A distinctive attribute of qualitative research is that the researchers are simultaneously “judges and stakeholders” (De la Cuesta Benjumea, 2015, p. 886). Because the qualitative researcher wields his/her own data collecting gavel, and is personally invested in the research itself, there are near-infinite opportunities for researcher bias. Similar to other qualitative researchers, I am influenced by my own life experiences which make me predisposed to certain beliefs and related biases. Allowing these beliefs to influence my research would be a disservice to the research participants. It would also limit the value of this research’s findings. One challenge is that at the outset of this study I did not know how my beliefs would interfere with the research process. Furthermore, I did not know at that time how my beliefs may be influenced and changed through this endeavor.
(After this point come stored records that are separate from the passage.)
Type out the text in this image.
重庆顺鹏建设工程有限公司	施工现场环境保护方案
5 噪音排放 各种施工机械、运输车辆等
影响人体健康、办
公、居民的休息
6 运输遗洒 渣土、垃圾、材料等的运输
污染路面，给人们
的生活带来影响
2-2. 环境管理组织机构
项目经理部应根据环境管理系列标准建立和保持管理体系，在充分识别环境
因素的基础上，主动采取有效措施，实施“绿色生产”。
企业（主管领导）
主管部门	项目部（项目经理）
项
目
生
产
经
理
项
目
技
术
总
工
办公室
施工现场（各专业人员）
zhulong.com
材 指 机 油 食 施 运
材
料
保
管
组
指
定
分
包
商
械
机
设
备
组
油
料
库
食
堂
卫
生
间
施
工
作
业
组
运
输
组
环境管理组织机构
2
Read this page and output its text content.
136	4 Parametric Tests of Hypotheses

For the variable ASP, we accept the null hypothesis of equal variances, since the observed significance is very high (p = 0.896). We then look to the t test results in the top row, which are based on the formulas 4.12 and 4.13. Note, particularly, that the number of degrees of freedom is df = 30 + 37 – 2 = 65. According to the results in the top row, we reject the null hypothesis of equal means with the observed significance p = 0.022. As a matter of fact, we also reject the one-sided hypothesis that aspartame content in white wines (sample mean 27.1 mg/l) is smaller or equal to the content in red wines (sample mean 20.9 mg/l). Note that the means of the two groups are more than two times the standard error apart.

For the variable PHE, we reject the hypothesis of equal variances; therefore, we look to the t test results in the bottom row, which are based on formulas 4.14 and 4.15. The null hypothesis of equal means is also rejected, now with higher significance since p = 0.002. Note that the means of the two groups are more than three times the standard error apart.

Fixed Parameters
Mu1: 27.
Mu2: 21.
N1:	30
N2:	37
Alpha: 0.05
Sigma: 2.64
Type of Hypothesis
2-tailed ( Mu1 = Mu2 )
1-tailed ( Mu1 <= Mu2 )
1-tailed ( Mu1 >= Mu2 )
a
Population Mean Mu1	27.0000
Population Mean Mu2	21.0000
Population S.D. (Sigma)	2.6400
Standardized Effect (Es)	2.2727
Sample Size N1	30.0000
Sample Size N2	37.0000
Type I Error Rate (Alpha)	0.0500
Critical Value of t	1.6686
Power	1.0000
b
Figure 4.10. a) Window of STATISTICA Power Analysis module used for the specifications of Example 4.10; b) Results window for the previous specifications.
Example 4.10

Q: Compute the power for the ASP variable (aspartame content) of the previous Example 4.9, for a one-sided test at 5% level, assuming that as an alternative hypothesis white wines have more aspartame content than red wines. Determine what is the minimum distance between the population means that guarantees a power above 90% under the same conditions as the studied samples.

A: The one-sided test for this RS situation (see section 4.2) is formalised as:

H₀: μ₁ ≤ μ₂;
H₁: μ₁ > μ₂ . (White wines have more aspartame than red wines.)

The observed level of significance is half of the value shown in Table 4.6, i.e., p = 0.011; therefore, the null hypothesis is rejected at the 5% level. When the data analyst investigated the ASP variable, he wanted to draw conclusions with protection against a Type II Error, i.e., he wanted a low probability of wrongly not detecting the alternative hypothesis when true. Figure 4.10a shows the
The application of a qualitative memo system both lent rigor to this study and helped identify, and limit, researcher bias. By consistently memoing throughout the data collection and data analysis process, it is my hope that I was able to successfully disentangle my own beliefs – and their associated biases – from the research and its analysis.
Another potential limitation is that I have known many of the participants in this study prior to the commencement of research. While this can increase the level of comfort for each participant, and correspondingly add depth to the data they share, this could also open the interview process to the effects of social desirability. This possibility is counteracted by strictly following the Barry University Institutional Review Board’s guidelines for confidentiality and anonymity; thereby, all participants can have confidence that their participation in this study, and the corresponding information they shared, would remain anonymous.
Humphries (2008) states that ethics in research and social justice are interwoven. Supporting Humphries (2008), I hold ethics as the utmost priority. This is a confidential study. As designed, this study does not pose any known risks to human subjects. Any information has been held in confidence to the extent permitted by law. Each participant’s responses, and all data analysis notes, were kept in a password-protected computer and/or in a locked cabinet. Participants were assigned a pseudonym. Published results will emphasize central themes found among the data collected from the participants. Specific information that is published, such as participant experiences and quotations, has been reported in such a way as to protect the identity of its source.
This study has positive implications for social work research, education and practice. I believe that it will fill a gap in social work literature by identifying the key developmental factors that lead people to social justice advocacy practice. In doing so, schools of social work will then be better able to identify and recruit future generations of likeminded people. As a result of adding social justice advocates into the rooms for social work education, schools of social work will be preserving the profession’s long history of social justice advocates.